Hundreds of municipalities -- including Los Angeles and at least 36 other California cities -- have built or expanded camera networks since the attacks of Sept. 11, 2001. In most cases, Department of Homeland Security grants helped cover the cost.

In the most ambitious project, New York City police announced plans several years ago to link 3,000 public and private security cameras across Lower Manhattan designed to help deter, track and detect terrorists. The network is not yet complete.

How they affect crime is open to debate. In the largest U.S. study, researchers at UC Berkeley evaluated 71 cameras that San Francisco put in high-crime areas starting in 2005. Their final report, released in December, found "no evidence" of a drop in violent crime but "substantial declines" in property crime near the cameras.

Only a few communities have said no. In February, the city council in Cambridge, Mass., voted not to use eight cameras already purchased with federal funds for fear police would improperly spy on residents. Officials in nearby Brookline are considering switching off a dozen cameras for the same reason.

Lancaster is different, and not just because it sits amid the rolling hills and rich farms of Pennsylvania Dutch country.

Laid out in 1730, the whole town is 4 square miles around a central square.

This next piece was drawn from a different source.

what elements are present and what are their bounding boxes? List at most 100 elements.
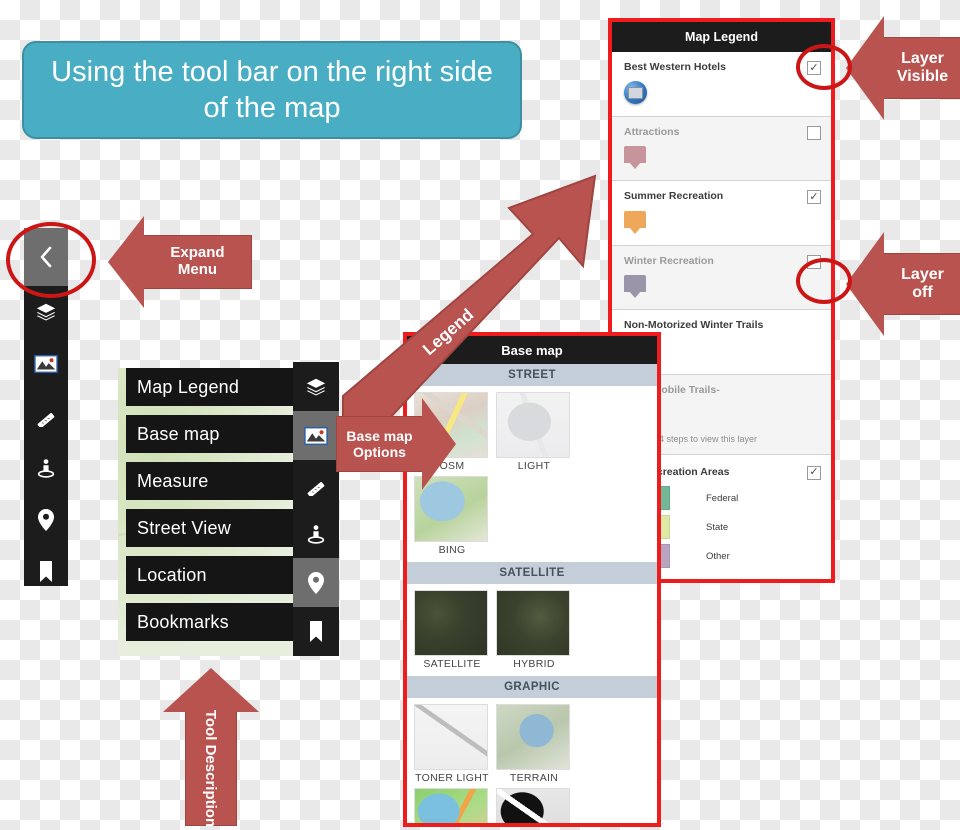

Amish families still sell quilts in the nation's oldest public market, and the Wal-Mart provides a hitching post to park a horse and buggy. Tourists flock to art galleries and Colonial-era churches near a glitzy new convention center.

But poverty is double the state's average, and public school records list more than 900 children as homeless. Police blame most of last year's 3,638 felony crimes, chiefly thefts, on gangs that use Lancaster as a way station to move cocaine, heroin and other illegal drugs along the Eastern Seaboard.

"It's not like we're making headlines as the worst crime-ridden city in the country," said Craig Stedman, the county's district attorney. "We have an average amount of crime for our size."

In 2001, a local crime commission concluded that cameras might make the city safer. Business owners, civic boosters and city officials formed the Lancaster Community Safety Coalition, and the nonprofit organization installed its first camera downtown in 2004.

Raising money from private donors and foundations, the coalition had set up 70 cameras by last year. And the crime rate rose.

Officials explained the increase by saying cameras caught lesser offenses, such as prostitution and drunkenness, that otherwise often escape prosecution. The cameras also helped police capture and convict a murderer, and solve several other violent crimes.